In pooled analyses of all datasets, we examined whether the chances of being a non-drinker increased greater by year for certain sub-groups, by conducting logistic regression on the odds of being a non-drinker versus drinker, modelling an interaction effect between each sub-group and year, adjusting for age and sex. These analyses were limited to variables that had information on all years; urban area, IMD, educational, employment, household social class, smoking status, limiting longstanding illness statuses which was dichotomised (BMI was not included due to a relatively high proportion of missing BMI measurements (14%)). In preliminary analyses, the interaction effect between broad ethnic groups (white vs. non-white) and year was significant (OR = 1.06 (95%CI 1.01–1.11) p = 0.03), suggesting that the odds of being a non-drinker have increased faster for the white than non-white population. However, in models there were large effect sizes, due to sparse data problems [26]. Therefore we limited these logistic regression models to white-participants only (N = 7934).

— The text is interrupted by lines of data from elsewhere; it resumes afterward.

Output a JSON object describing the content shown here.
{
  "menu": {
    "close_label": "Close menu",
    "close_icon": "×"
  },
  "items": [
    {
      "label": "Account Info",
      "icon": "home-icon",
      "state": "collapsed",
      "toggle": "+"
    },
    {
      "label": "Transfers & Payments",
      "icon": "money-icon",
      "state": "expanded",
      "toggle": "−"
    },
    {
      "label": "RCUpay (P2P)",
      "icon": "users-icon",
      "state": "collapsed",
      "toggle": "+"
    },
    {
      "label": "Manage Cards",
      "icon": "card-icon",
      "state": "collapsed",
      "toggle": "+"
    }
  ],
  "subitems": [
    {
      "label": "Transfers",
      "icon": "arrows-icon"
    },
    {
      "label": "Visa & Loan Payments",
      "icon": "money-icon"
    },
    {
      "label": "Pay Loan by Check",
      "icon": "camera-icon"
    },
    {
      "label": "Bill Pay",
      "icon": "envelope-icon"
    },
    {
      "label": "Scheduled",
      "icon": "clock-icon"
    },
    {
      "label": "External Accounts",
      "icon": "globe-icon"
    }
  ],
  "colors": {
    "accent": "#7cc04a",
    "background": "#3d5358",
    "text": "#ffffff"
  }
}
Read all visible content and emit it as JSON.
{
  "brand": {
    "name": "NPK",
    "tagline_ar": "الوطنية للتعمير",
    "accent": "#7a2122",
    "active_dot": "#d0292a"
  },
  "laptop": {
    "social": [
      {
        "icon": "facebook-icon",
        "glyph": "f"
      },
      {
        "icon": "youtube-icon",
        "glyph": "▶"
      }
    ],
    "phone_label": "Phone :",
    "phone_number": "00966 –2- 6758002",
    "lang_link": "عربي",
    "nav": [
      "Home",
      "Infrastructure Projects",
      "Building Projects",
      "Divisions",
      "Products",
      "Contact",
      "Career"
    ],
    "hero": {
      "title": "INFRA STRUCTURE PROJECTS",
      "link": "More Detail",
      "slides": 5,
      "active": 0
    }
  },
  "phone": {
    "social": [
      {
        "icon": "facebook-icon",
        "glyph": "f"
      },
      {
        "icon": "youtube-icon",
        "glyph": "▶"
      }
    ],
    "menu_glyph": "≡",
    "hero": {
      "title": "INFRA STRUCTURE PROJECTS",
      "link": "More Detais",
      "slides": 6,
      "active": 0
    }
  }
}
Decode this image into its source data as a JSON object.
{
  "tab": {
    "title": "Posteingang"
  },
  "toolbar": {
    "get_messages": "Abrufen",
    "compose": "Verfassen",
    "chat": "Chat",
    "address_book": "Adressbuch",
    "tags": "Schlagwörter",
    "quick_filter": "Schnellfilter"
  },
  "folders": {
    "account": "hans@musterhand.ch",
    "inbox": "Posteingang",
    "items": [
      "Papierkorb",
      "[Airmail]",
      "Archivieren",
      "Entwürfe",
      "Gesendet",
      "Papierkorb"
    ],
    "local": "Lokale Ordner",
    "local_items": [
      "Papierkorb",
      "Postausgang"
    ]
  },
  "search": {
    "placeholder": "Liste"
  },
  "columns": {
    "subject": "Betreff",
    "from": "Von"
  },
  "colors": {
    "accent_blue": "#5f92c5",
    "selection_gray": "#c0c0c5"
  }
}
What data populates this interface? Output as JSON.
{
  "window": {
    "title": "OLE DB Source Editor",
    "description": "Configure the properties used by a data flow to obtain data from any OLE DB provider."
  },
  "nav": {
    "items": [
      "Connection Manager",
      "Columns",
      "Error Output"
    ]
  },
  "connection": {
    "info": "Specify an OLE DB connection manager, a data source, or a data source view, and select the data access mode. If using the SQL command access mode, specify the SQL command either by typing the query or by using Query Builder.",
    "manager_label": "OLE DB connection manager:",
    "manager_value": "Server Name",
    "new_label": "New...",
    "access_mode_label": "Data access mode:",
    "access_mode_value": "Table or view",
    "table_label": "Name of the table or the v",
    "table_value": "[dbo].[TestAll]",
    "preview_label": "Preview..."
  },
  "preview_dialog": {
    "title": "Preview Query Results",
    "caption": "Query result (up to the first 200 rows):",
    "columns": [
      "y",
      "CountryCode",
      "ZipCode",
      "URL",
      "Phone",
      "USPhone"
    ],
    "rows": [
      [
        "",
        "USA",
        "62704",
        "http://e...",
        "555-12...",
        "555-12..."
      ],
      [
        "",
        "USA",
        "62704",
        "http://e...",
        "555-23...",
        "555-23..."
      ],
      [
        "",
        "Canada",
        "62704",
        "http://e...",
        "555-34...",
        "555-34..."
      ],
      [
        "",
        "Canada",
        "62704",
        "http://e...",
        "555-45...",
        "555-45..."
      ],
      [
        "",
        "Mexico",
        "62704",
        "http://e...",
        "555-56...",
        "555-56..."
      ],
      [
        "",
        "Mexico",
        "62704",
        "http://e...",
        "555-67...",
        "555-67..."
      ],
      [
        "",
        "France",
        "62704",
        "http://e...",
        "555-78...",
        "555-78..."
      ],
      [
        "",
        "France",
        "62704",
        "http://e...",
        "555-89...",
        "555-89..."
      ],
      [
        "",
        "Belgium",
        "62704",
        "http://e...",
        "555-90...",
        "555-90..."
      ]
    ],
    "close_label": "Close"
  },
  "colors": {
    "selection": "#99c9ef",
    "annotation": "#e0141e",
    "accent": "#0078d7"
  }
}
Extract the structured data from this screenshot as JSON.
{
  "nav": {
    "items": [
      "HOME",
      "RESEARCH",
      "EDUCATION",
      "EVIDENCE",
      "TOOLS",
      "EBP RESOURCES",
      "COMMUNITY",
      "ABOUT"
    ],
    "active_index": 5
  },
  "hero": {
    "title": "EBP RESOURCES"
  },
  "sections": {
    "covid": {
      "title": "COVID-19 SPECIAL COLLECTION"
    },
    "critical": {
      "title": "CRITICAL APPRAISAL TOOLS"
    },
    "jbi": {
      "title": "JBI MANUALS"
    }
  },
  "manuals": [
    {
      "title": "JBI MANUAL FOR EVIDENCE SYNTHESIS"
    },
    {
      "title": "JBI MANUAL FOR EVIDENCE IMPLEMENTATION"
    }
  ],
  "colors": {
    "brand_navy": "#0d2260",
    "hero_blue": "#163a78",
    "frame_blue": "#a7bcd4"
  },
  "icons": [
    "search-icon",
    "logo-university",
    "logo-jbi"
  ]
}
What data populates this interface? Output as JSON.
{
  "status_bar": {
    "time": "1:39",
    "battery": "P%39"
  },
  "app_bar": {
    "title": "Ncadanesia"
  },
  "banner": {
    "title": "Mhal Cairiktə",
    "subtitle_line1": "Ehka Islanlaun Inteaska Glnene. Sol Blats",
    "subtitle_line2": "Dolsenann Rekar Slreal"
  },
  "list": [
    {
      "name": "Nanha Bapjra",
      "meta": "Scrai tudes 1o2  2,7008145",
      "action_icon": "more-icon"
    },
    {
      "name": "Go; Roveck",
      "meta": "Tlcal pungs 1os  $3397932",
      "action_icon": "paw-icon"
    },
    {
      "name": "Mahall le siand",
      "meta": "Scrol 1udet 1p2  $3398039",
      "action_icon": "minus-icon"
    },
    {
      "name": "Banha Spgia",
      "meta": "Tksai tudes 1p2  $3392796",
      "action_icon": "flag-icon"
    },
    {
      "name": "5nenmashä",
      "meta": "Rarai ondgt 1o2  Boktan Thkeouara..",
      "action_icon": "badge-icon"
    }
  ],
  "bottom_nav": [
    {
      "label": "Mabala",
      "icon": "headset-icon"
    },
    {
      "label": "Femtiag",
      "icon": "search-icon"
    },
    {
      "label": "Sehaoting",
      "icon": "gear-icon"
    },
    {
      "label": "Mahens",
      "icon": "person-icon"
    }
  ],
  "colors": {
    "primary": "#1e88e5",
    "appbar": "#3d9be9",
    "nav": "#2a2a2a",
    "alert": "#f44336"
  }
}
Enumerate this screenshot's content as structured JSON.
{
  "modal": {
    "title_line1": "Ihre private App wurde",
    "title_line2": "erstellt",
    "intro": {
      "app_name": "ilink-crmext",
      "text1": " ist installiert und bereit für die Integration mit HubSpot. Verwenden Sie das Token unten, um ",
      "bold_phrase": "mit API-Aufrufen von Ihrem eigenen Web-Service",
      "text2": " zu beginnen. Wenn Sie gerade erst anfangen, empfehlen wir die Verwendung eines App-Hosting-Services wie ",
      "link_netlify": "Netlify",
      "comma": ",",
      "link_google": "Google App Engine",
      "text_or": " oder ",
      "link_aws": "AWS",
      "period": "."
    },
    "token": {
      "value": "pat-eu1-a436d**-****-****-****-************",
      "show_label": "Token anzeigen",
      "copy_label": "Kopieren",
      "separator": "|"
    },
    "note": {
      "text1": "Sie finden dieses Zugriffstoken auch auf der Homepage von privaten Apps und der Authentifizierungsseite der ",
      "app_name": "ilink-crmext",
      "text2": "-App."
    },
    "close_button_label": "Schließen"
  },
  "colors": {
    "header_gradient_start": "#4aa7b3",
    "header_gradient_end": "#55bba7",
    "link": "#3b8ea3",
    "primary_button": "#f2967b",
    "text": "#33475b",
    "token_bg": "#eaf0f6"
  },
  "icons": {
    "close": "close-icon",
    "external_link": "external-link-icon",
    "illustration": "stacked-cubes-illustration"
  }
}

We examined whether increases in non-drinking were related to changes in drinking patterns among young people by undertaking ecological analyses. Spearman correlation co-efficient were calculated between the proportion of non-drinkers by year and the proportion binge drinking, and mean units consumed on the heaviest drinking day. Ordinary least squares regression analyses were used to test the strength and direction of the relationship between the proportion non-drinking (independent variable) and the proportion binge/mean units (dependent variable), over time. The relationship is illustrated using scatter diagrams. As a sensitivity analyses we also examined the relationship between the proportion of non-drinkers and the proportion binge drinking and mean units consumed on the heaviest drinking among drinkers only, which does not include the numbers of non-drinkers in its calculation.